Companies Championing a Better Environment
The environment looms large in the news as of late. From public lands to climate change, both the American public and American companies seem to have something to say about our role in climate change and what we should do to for a better environment. While a surprising number of companies now commit to eco-friendly practices and products, four stand out in 2017 as champions of the environment and the next steps of renewable energy.
Apple‘s CEO Tim Cook is not shy on the topic of climate change and his company’s impact on the environment. He sent an open letter to all his employees after President Trump withdrew the United States from the Paris Climate agreement, expressing his disagreement with the president and his commitment to double down on Apple’s effort to combat climate change.
Apple commits to making its popular products, such as the latest iPhone 7, more eco-friendly but its also now powering popular services such as Siri and iMessage completely from renewable energy. These services are housed in giant data centers around the world and Apple uses wind and solar energy to power them.

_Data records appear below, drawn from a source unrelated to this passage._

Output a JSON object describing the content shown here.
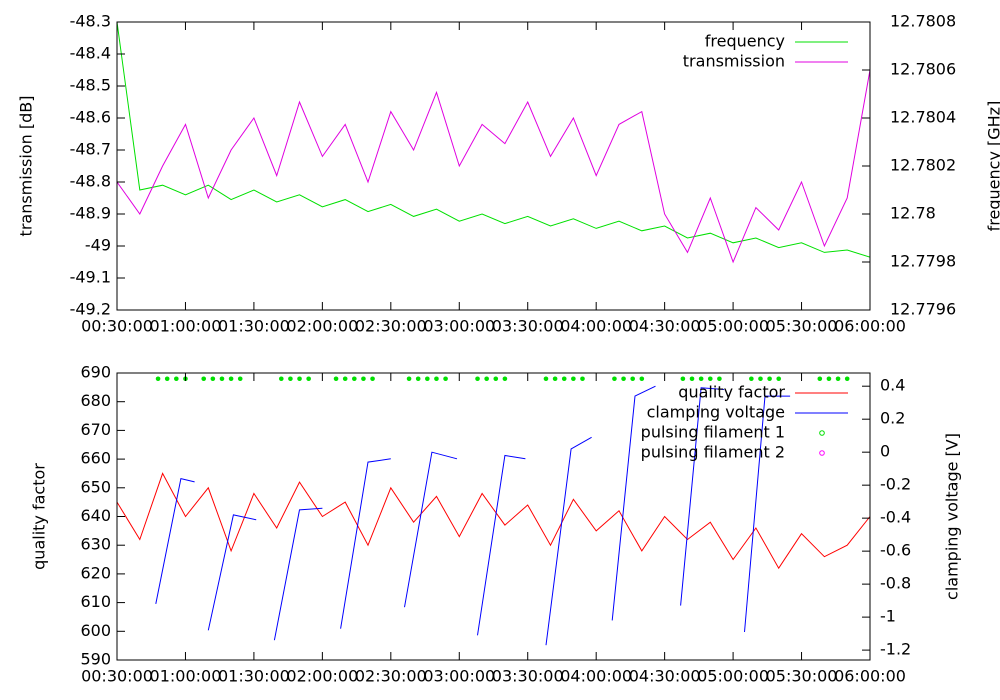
{
  "chart_data": [
    {
      "type": "line",
      "ylabel": "transmission [dB]",
      "y2label": "frequency [GHz]",
      "x": [
        "00:30:00",
        "00:40:00",
        "00:50:00",
        "01:00:00",
        "01:10:00",
        "01:20:00",
        "01:30:00",
        "01:40:00",
        "01:50:00",
        "02:00:00",
        "02:10:00",
        "02:20:00",
        "02:30:00",
        "02:40:00",
        "02:50:00",
        "03:00:00",
        "03:10:00",
        "03:20:00",
        "03:30:00",
        "03:40:00",
        "03:50:00",
        "04:00:00",
        "04:10:00",
        "04:20:00",
        "04:30:00",
        "04:40:00",
        "04:50:00",
        "05:00:00",
        "05:10:00",
        "05:20:00",
        "05:30:00",
        "05:40:00",
        "05:50:00",
        "06:00:00"
      ],
      "xlim": [
        "00:30:00",
        "06:00:00"
      ],
      "xticks": [
        "00:30:00",
        "01:00:00",
        "01:30:00",
        "02:00:00",
        "02:30:00",
        "03:00:00",
        "03:30:00",
        "04:00:00",
        "04:30:00",
        "05:00:00",
        "05:30:00",
        "06:00:00"
      ],
      "ylim": [
        -49.2,
        -48.3
      ],
      "yticks": [
        -48.3,
        -48.4,
        -48.5,
        -48.6,
        -48.7,
        -48.8,
        -48.9,
        -49,
        -49.1,
        -49.2
      ],
      "y2lim": [
        12.7796,
        12.7808
      ],
      "y2ticks": [
        12.7796,
        12.7798,
        12.78,
        12.7802,
        12.7804,
        12.7806,
        12.7808
      ],
      "legend": "top right",
      "series": [
        {
          "name": "frequency",
          "color": "#00e000",
          "axis": "y2",
          "values": [
            12.7808,
            12.7801,
            12.78012,
            12.78008,
            12.78012,
            12.78006,
            12.7801,
            12.78005,
            12.78008,
            12.78003,
            12.78006,
            12.78001,
            12.78004,
            12.77999,
            12.78002,
            12.77997,
            12.78,
            12.77996,
            12.77999,
            12.77995,
            12.77998,
            12.77994,
            12.77997,
            12.77993,
            12.77995,
            12.7799,
            12.77992,
            12.77988,
            12.7799,
            12.77986,
            12.77988,
            12.77984,
            12.77985,
            12.77982
          ]
        },
        {
          "name": "transmission",
          "color": "#e000e0",
          "values": [
            -48.8,
            -48.9,
            -48.75,
            -48.62,
            -48.85,
            -48.7,
            -48.6,
            -48.78,
            -48.55,
            -48.72,
            -48.62,
            -48.8,
            -48.58,
            -48.7,
            -48.52,
            -48.75,
            -48.62,
            -48.68,
            -48.55,
            -48.72,
            -48.6,
            -48.78,
            -48.62,
            -48.58,
            -48.9,
            -49.02,
            -48.85,
            -49.05,
            -48.88,
            -48.95,
            -48.8,
            -49,
            -48.85,
            -48.45
          ]
        }
      ]
    },
    {
      "type": "line",
      "ylabel": "quality factor",
      "y2label": "clamping voltage [V]",
      "xlim": [
        "00:30:00",
        "06:00:00"
      ],
      "xticks": [
        "00:30:00",
        "01:00:00",
        "01:30:00",
        "02:00:00",
        "02:30:00",
        "03:00:00",
        "03:30:00",
        "04:00:00",
        "04:30:00",
        "05:00:00",
        "05:30:00",
        "06:00:00"
      ],
      "ylim": [
        590,
        690
      ],
      "yticks": [
        590,
        600,
        610,
        620,
        630,
        640,
        650,
        660,
        670,
        680,
        690
      ],
      "y2lim": [
        -1.26,
        0.48
      ],
      "y2ticks": [
        -1.2,
        -1,
        -0.8,
        -0.6,
        -0.4,
        -0.2,
        0,
        0.2,
        0.4
      ],
      "legend": "top right",
      "series": [
        {
          "name": "quality factor",
          "color": "#ff0000",
          "x": [
            "00:30:00",
            "00:40:00",
            "00:50:00",
            "01:00:00",
            "01:10:00",
            "01:20:00",
            "01:30:00",
            "01:40:00",
            "01:50:00",
            "02:00:00",
            "02:10:00",
            "02:20:00",
            "02:30:00",
            "02:40:00",
            "02:50:00",
            "03:00:00",
            "03:10:00",
            "03:20:00",
            "03:30:00",
            "03:40:00",
            "03:50:00",
            "04:00:00",
            "04:10:00",
            "04:20:00",
            "04:30:00",
            "04:40:00",
            "04:50:00",
            "05:00:00",
            "05:10:00",
            "05:20:00",
            "05:30:00",
            "05:40:00",
            "05:50:00",
            "06:00:00"
          ],
          "values": [
            645,
            632,
            655,
            640,
            650,
            628,
            648,
            636,
            652,
            640,
            645,
            630,
            650,
            638,
            647,
            633,
            648,
            637,
            644,
            630,
            646,
            635,
            642,
            628,
            640,
            632,
            638,
            625,
            636,
            622,
            634,
            626,
            630,
            640
          ]
        },
        {
          "name": "clamping voltage",
          "color": "#0000ff",
          "axis": "y2",
          "x": [
            "00:47:00",
            "00:58:00",
            "01:04:00",
            "01:05:00",
            "01:10:00",
            "01:21:00",
            "01:31:00",
            "01:32:00",
            "01:39:00",
            "01:50:00",
            "02:00:00",
            "02:01:00",
            "02:08:00",
            "02:20:00",
            "02:30:00",
            "02:31:00",
            "02:36:00",
            "02:48:00",
            "02:59:00",
            "03:00:00",
            "03:08:00",
            "03:20:00",
            "03:29:00",
            "03:30:00",
            "03:38:00",
            "03:49:00",
            "03:58:00",
            "03:59:00",
            "04:07:00",
            "04:17:00",
            "04:26:00",
            "04:27:00",
            "04:37:00",
            "04:46:00",
            "04:56:00",
            "04:57:00",
            "05:05:00",
            "05:14:00",
            "05:25:00"
          ],
          "values": [
            -0.92,
            -0.16,
            -0.18,
            null,
            -1.08,
            -0.38,
            -0.41,
            null,
            -1.14,
            -0.35,
            -0.34,
            null,
            -1.07,
            -0.06,
            -0.04,
            null,
            -0.94,
            0,
            -0.04,
            null,
            -1.11,
            -0.02,
            -0.04,
            null,
            -1.17,
            0.02,
            0.09,
            null,
            -1.02,
            0.34,
            0.4,
            null,
            -0.93,
            0.39,
            0.38,
            null,
            -1.09,
            0.34,
            0.34
          ]
        },
        {
          "name": "pulsing filament 1",
          "color": "#00e000",
          "mode": "points",
          "x": [
            "00:48:00",
            "00:52:00",
            "00:56:00",
            "01:00:00",
            "01:08:00",
            "01:12:00",
            "01:16:00",
            "01:20:00",
            "01:24:00",
            "01:42:00",
            "01:46:00",
            "01:50:00",
            "01:54:00",
            "02:06:00",
            "02:10:00",
            "02:14:00",
            "02:18:00",
            "02:22:00",
            "02:38:00",
            "02:42:00",
            "02:46:00",
            "02:50:00",
            "02:54:00",
            "03:08:00",
            "03:12:00",
            "03:16:00",
            "03:20:00",
            "03:38:00",
            "03:42:00",
            "03:46:00",
            "03:50:00",
            "03:54:00",
            "04:08:00",
            "04:12:00",
            "04:16:00",
            "04:20:00",
            "04:38:00",
            "04:42:00",
            "04:46:00",
            "04:50:00",
            "04:54:00",
            "05:08:00",
            "05:12:00",
            "05:16:00",
            "05:20:00",
            "05:38:00",
            "05:42:00",
            "05:46:00",
            "05:50:00"
          ],
          "values": [
            688,
            688,
            688,
            688,
            688,
            688,
            688,
            688,
            688,
            688,
            688,
            688,
            688,
            688,
            688,
            688,
            688,
            688,
            688,
            688,
            688,
            688,
            688,
            688,
            688,
            688,
            688,
            688,
            688,
            688,
            688,
            688,
            688,
            688,
            688,
            688,
            688,
            688,
            688,
            688,
            688,
            688,
            688,
            688,
            688,
            688,
            688,
            688,
            688
          ]
        },
        {
          "name": "pulsing filament 2",
          "color": "#ff00ff",
          "mode": "points",
          "x": [],
          "values": []
        }
      ]
    }
  ]
}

Patagonia is a popular camping and hiking outfitter that cares deeply out the well-being of our parks, forests and public lands. So when politicians express interest in turning that land over to private ownership, companies like Patagonia don’t take it lightly.
Early this year, Utah Representative Jason Chaffetz proposed moving more than 3 million acres of public land from federal to state ownership, essentially jeopardizing its funding and federal protection. The Utah public was outraged, but Patagonia was particularly vocal in the fight against this move to the point that it was inevitably rescinded in February. Now Patagonia is standing up for National Monuments like Bears Ears, also in Utah.
It’s not hard to explain why Tesla’s success is good for a better environment. Its electric vehicles have zero carbon emissions so the more of them on the road, the fewer gas guzzlers drive around in their place. But like Tim Cook and Apple, Tesla CEO Elon Musk carries a celebrity status regarding his commitment to the environment and ambition to change the industry with more eco-friendly products.
Most people know about the Tesla Model S, the company’s flagship car, but that’s only a cornerstone in Tesla’s foundation. Elon Musk has invested heavily in the self-powered home, producing both solar panels and large-capacity battery packs that act as either backup generators or solar storage devices when the sun goes down at night.
No need to read it twice, this isn’t a typo. Exxon Mobil and other major energy companies are recognizing the reality of climate changes to investing resources in renewable energy. Going back to the United States’ withdrawal from the Paris Climate Agreement, even energy companies expressed concern over this country’s role in climate change. Or, more specifically, lack thereof.
This isn’t to say that oil companies deserve a moral pat on the back, but it is evidence to suggest that climate change and a shift in energy production is finally hitting big oil in the one place they do notice — their wallets. If American energy won’t invest in renewables, China and India will. That’s a reality that is now enticing enough to force action from our own domestic energy companies.